How many albums is “a lot of albums”? Not to own, I mean—I’ve got around a hundred LPs, a number which most collectors would consider laughable. What I’m asking is how many full-length records must one make, before observers might observe, “That’s a lot of albums!” I guess it depends who you ask—Syd Lawrence managed about fifteen during his five-decade career, while Duke Ellington got to around two hundred.
Harry Allen’s body of work fits somewhere between these two, comprising around seventy discs as bandleader and dozens more as a sideman. Inducted into SOKA University of America’s Jazz Monsters Hall of Fame in 2020, the prolific saxophonist, arranger and producer from Washington D.C. has somehow found time in his busy recording schedule to tour worldwide, winning awards from jazz critics everywhere from New York to Tokyo.
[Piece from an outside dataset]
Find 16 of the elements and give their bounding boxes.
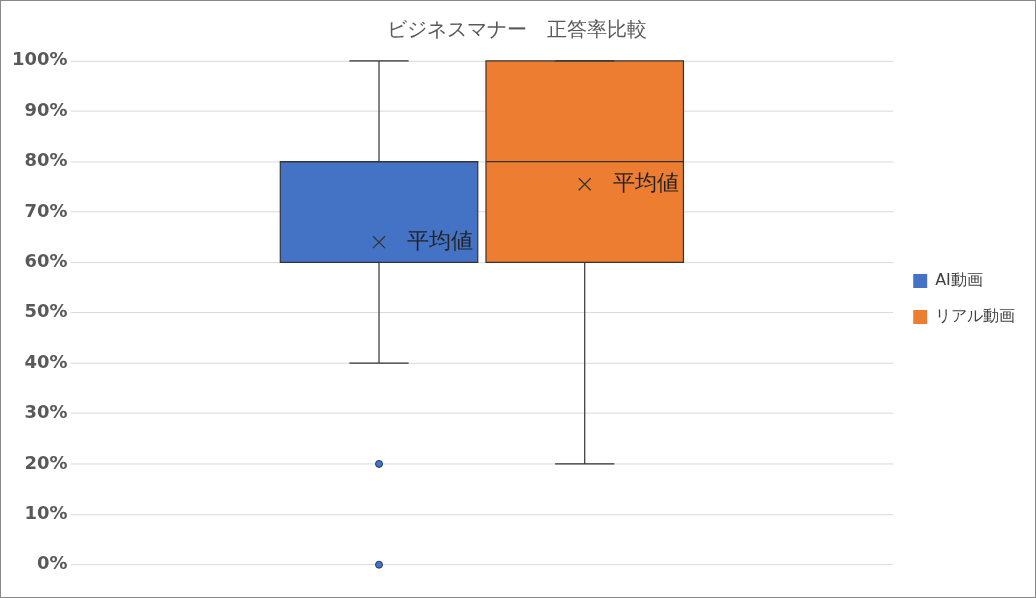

But now his star has truly risen, for he finds himself at long last on my radar (he said, with tongue firmly in cheek). Much of Allen’s work has paid homage to the old masters—see Milo’s Illinois for instance, in which he and bassist Mike Karn revisit the eponymous Jaquet’s discography, or Under a Blanket of Blue, which reinterprets ten standards as tender sax/guitar duets—but the larger part has comprised original compositions, drawing inspiration from the kings of swing and bebop.